Publication: Survival: Global Politics and Strategy April–May 2014
Article Type:
Closing Argument
Pages: 235-244
Volume: 56
Edition number:
2
Date:
01 April 2014
The events in Ukraine are a national tragedy … The Arab Spring has come to the capital of a European state.
– Mikhail Margelov, chairman of the international affairs committee of the Russian Federation Council
The strength of Russia’s reaction to events in Ukraine should have surprised no one. Two of the major preoccupations of Russian foreign policy in the last decade have been efforts to bolster governments under assault from their restive populations and, from Moscow’s perspective, the threat of external intervention, and a determination to establish and defend a zone of privileged interests across the former Soviet Union by making progress with its integration projects. In Ukraine in February 2014, those two preoccupations came into full alignment. Margelov’s statement captures Russia’s general disapproval of the disorder created by the Arab Spring, and the sense of an immediate threat to Russia that is implicit in an EU-assisted coup d’état happening on its doorstep.

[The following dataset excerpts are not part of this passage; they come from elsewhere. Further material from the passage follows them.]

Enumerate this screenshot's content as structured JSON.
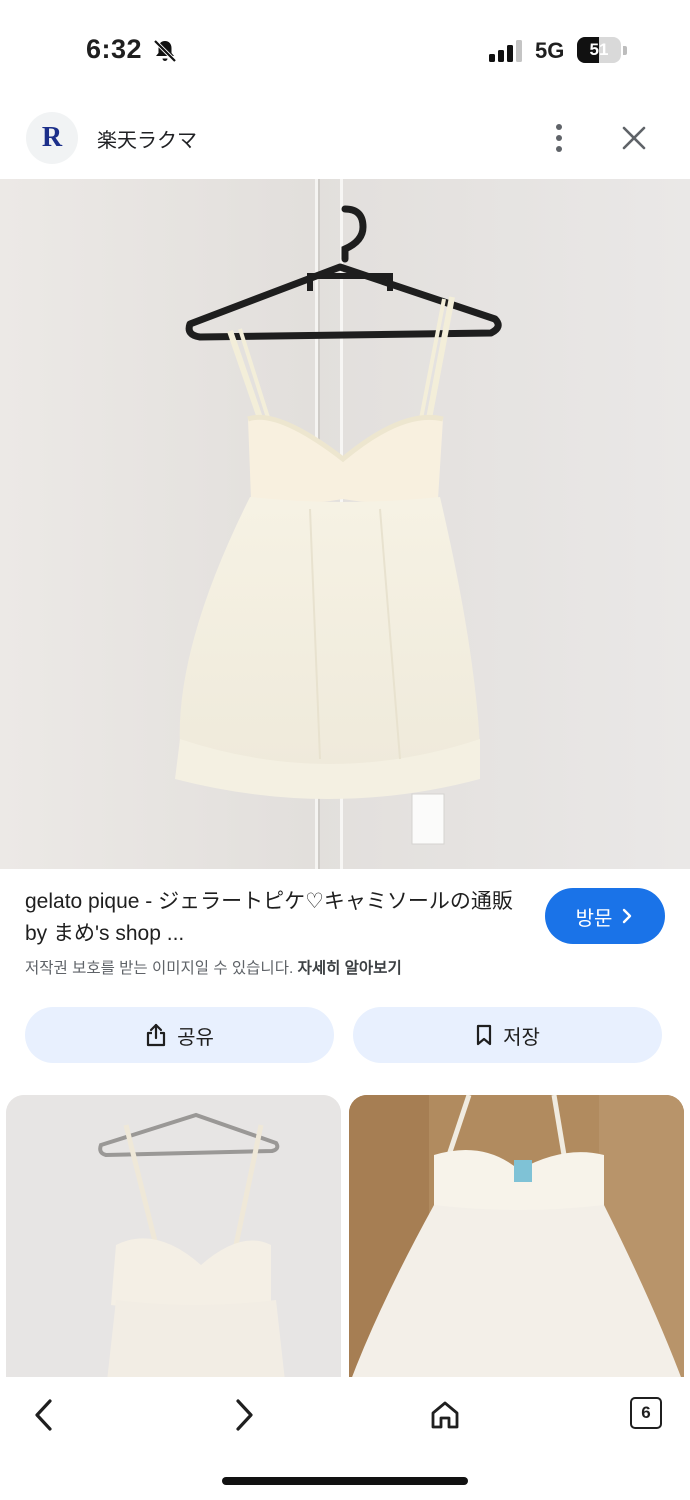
{
  "status_bar": {
    "time": "6:32",
    "network": "5G",
    "battery_level": 51,
    "battery_text": "51"
  },
  "header": {
    "logo_letter": "R",
    "site_name": "楽天ラクマ"
  },
  "result": {
    "title": "gelato pique - ジェラートピケ♡キャミソールの通販 by まめ's shop ...",
    "visit_label": "방문",
    "copyright_notice": "저작권 보호를 받는 이미지일 수 있습니다.",
    "learn_more": "자세히 알아보기"
  },
  "actions": {
    "share_label": "공유",
    "save_label": "저장"
  },
  "bottom_nav": {
    "tab_count": "6"
  },
  "icons": [
    "bell-muted-icon",
    "signal-icon",
    "battery-icon",
    "more-vertical-icon",
    "close-icon",
    "chevron-right-icon",
    "share-icon",
    "bookmark-icon",
    "back-icon",
    "forward-icon",
    "home-icon",
    "tabs-icon"
  ]
}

The first preoccupation has been most regularly on display with regard to Syria. Russia’s support for the Assad government has ranged from arms deliveries to blocking any UN Security Council resolution that could be construed as threatening external intervention. This has not been primarily due to a desire to protect arms-sale contracts – with a government that has a poor track record as a payer – or Russia’s small naval-refuelling facility in Tartus. Rather, Moscow has striven to promote its conservative approach to international law, which puts the principle of non-interference in a sovereign state above any supposed responsibility to protect or right to intervene. The one recent occasion in which Russia wavered on this principle – Dmitry Medvedev’s decision to abstain on UN Security Council Resolution 1973, authorising external powers to protect civilians in Libya – opened the door for Western states to provide air cover to rebel forces, who toppled the regime and summarily executed Muammar Gadhafi. Two years later, Libya remains fragmented and violent. From this and other Arab Spring events, Russia drew two main lessons. Firstly, when a country suffers armed rebellion, the interests of stability are better served by backing the recognised government rather than by aiding its opponents; when rebels are armed or encouraged from abroad, it seldom leads to unity and stability thereafter. Secondly, it is essential to ensure that the UN Security Council does not adopt any resolution that gives Western states a humanitarian pretext for an intervention in support of their geopolitical interests. Indeed, this extends beyond the threat of armed intervention to any form of coercion, such as sanctions. Russia has thus vetoed any resolution that infringed on the prerogatives of the Assad government, and latterly it has sought to roll back UN sanctions on the Iranian government too.